What exactly has possessed me to do this? Well, again, it comes down to me wanting to embrace a more productive transparency in my teaching. There has always been a part of my professional personality that has bought heavily into this idea of an academic as independent, untouchable auteur beholden to no one; what I did in my classroom, so this thinking went in my head, was my business and no one else’s (if I wanted to poke a few people with sticks, I suppose I could label this attitude as “Tenured Egotist,” made all the more ironic in that I’m not tenured in the slightest, but I digress…). Lately, I have grown rather bothered by this attitude. The Teaching Hub itself is one aspect of me attempting to move beyond this academic bitchiness about openness in teaching; posting my teaching evaluations is the next step in the process.

Also, last week, I found myself pinging back through a series of ProfHacker posts on the merits and uses of teaching evaluations (see here and here) until I came across a post from last year by Brian Croxall that really planted the seed in my head. As usual, the digital humanities borg infects my meatspace computer without even trying.

Anyway, the die is cast, and from now on, I will post my course evaluations to this site, warts and all. If nothing else, you can all be entertained by the amusingly obnoxious comments some students feel the need to make (although I have nothing that tops a comment my Wife once received regarding an improvement she could make to her English composition class: “Teach in mini-skirt!” I mean, really…).

You can find the evaluation page located as a subpage to the Syllabus Archive in the nav bar above or by clicking here.

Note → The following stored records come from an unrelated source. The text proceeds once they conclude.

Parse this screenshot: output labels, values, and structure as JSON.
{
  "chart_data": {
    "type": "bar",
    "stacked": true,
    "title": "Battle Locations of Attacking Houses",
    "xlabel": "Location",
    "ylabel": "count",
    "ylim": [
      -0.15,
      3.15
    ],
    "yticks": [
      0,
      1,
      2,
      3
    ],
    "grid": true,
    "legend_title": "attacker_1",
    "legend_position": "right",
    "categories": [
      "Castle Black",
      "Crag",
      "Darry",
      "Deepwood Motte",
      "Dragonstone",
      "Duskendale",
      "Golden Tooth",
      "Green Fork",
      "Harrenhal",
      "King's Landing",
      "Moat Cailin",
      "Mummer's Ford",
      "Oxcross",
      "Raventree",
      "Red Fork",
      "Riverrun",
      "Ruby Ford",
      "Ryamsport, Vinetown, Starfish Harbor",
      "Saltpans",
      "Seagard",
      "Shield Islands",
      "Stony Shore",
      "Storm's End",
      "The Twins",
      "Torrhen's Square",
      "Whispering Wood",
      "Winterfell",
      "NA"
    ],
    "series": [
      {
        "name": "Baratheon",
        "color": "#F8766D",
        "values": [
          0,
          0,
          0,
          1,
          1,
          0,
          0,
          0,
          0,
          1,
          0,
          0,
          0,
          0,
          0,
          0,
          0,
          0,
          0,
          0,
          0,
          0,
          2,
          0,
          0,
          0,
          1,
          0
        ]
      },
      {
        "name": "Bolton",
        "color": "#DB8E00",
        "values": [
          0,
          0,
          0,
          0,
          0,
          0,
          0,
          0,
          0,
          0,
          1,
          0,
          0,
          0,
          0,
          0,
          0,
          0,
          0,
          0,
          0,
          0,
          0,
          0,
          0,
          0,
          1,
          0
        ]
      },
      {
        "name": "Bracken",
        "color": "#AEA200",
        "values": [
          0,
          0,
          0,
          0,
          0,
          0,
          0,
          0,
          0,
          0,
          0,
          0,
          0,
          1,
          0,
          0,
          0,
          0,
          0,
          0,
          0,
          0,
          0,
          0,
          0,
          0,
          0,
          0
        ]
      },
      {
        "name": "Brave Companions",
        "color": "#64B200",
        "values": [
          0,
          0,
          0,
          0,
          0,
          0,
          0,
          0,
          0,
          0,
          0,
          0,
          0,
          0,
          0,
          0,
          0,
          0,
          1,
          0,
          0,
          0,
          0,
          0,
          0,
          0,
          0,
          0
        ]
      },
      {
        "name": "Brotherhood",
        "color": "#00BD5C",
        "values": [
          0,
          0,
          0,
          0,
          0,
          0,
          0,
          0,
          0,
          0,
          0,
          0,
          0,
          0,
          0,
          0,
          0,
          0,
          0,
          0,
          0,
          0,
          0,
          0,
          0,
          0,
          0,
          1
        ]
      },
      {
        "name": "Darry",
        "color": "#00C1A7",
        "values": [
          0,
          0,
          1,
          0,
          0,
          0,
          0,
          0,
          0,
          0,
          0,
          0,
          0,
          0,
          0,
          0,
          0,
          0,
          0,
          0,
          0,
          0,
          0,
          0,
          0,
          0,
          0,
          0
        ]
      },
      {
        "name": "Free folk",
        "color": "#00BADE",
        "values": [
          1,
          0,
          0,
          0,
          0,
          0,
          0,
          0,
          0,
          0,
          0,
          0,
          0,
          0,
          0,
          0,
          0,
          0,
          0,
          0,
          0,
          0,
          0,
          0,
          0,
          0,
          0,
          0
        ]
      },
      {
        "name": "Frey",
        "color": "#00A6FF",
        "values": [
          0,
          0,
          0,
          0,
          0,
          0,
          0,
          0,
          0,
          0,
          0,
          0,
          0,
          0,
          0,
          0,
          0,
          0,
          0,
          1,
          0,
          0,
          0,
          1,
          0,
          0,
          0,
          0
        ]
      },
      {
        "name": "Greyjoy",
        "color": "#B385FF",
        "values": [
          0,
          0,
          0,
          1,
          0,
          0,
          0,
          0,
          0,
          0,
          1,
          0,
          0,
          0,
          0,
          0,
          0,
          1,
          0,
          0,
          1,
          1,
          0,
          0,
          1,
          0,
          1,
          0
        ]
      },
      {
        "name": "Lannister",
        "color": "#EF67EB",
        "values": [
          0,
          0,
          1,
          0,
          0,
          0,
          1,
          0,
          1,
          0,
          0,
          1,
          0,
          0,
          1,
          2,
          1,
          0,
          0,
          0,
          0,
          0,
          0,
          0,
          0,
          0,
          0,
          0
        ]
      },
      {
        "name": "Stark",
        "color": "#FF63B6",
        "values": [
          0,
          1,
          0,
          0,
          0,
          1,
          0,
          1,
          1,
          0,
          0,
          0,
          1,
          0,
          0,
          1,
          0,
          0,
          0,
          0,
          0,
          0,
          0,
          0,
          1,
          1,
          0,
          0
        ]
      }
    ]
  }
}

6 Aug 2010 Update: I have posted some more course evaluations, mostly from 2007-2008 when I was teaching for Central Michigan University. Have finally developed a good and relatively quick method for digitizing these files, so hopefully I’ll get these up quicker than I had anticipated.

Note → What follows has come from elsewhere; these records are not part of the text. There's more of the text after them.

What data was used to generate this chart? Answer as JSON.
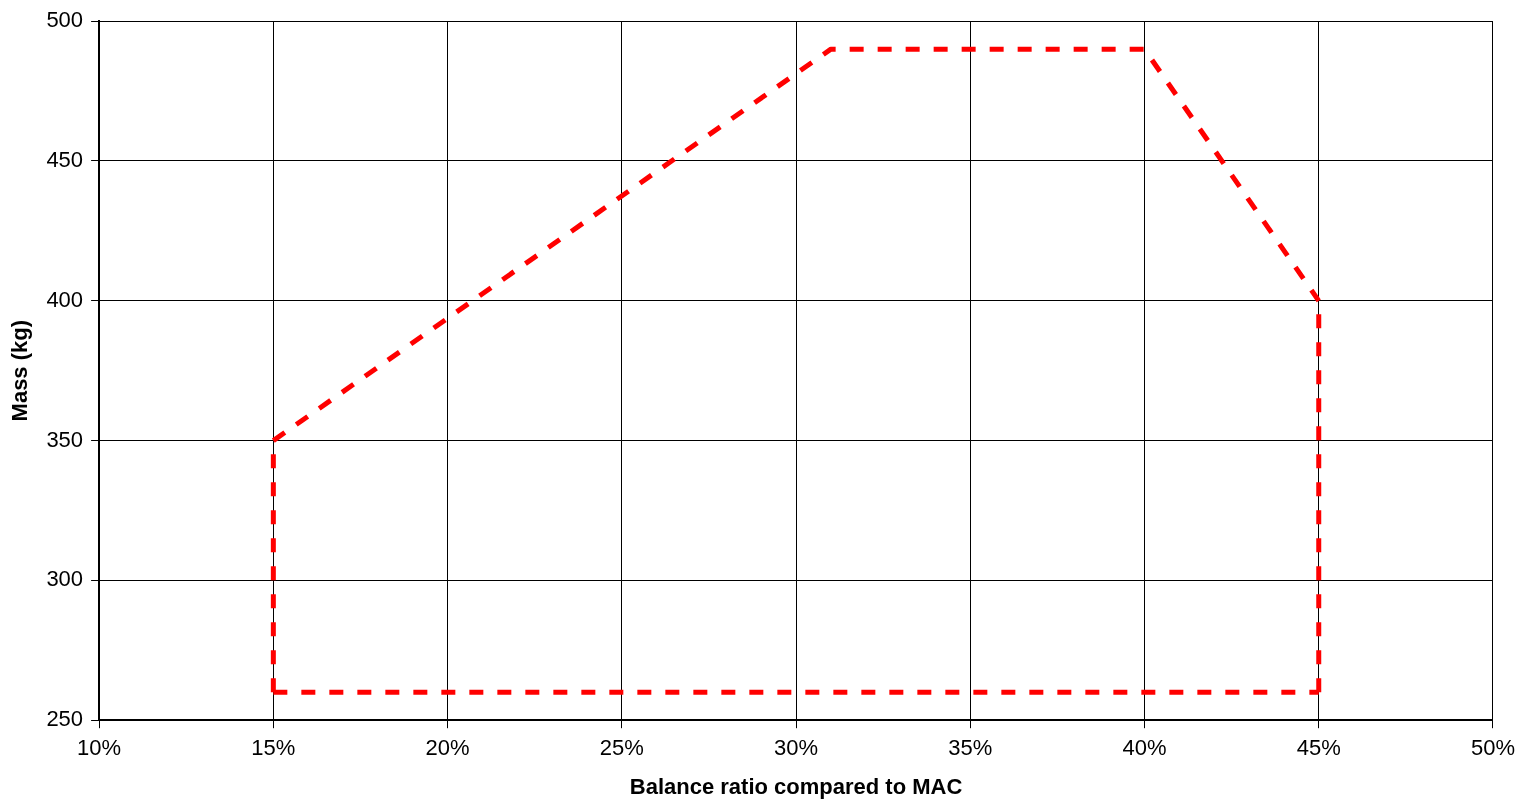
{
  "chart_data": {
    "type": "line",
    "xlabel": "Balance ratio compared to MAC",
    "ylabel": "Mass (kg)",
    "series": [
      {
        "color": "#ff0000",
        "x": [
          15,
          31,
          40,
          45
        ],
        "values": [
          350,
          490,
          490,
          400
        ]
      },
      {
        "color": "#ff0000",
        "x": [
          15,
          45
        ],
        "values": [
          260,
          260
        ]
      },
      {
        "color": "#ff0000",
        "x": [
          15,
          15
        ],
        "values": [
          260,
          350
        ]
      },
      {
        "color": "#ff0000",
        "x": [
          45,
          45
        ],
        "values": [
          260,
          400
        ]
      }
    ],
    "xlim": [
      10,
      50
    ],
    "xticks": [
      {
        "value": 10,
        "label": "10%"
      },
      {
        "value": 15,
        "label": "15%"
      },
      {
        "value": 20,
        "label": "20%"
      },
      {
        "value": 25,
        "label": "25%"
      },
      {
        "value": 30,
        "label": "30%"
      },
      {
        "value": 35,
        "label": "35%"
      },
      {
        "value": 40,
        "label": "40%"
      },
      {
        "value": 45,
        "label": "45%"
      },
      {
        "value": 50,
        "label": "50%"
      }
    ],
    "ylim": [
      250,
      500
    ],
    "yticks": [
      250,
      300,
      350,
      400,
      450,
      500
    ],
    "grid": true,
    "legend": false,
    "marker": "none",
    "line_style": "dashed"
  }
}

HST 203.SU10: Post-Midterm Housekeeping

Now that we have reached and surpassed the midway point for the course, I thought I would drop you a few reminders about what we will be doing next week.

First, for Tuesday’s class (20 July 2010), in addition to reading the section from Strayer Ch.4, please also make sure you read the two selections from Reilly Ch.4 (#18 & #21), as these two will figure heavily in the class activity we will be doing (after last week’s lecture bonanza, there’s very little lecture for this week).

Second, please make sure you have completed Practice Editing Quiz #2 before class, as I will be giving you Editing Quiz #2 over Passive Voice at the end of class.

Third, please remember that your rough drafts for the Critical Book Review are due on Thursday (22 July 2010), as you will need them during the Peer Review Workshop. These do not need to be complete rough drafts, but there should be enough so that your peer reviewers have enough to look at in order to provide you will decent feedback. You will need to bring two copies of the Peer Response Checklist with you to class on Thursday.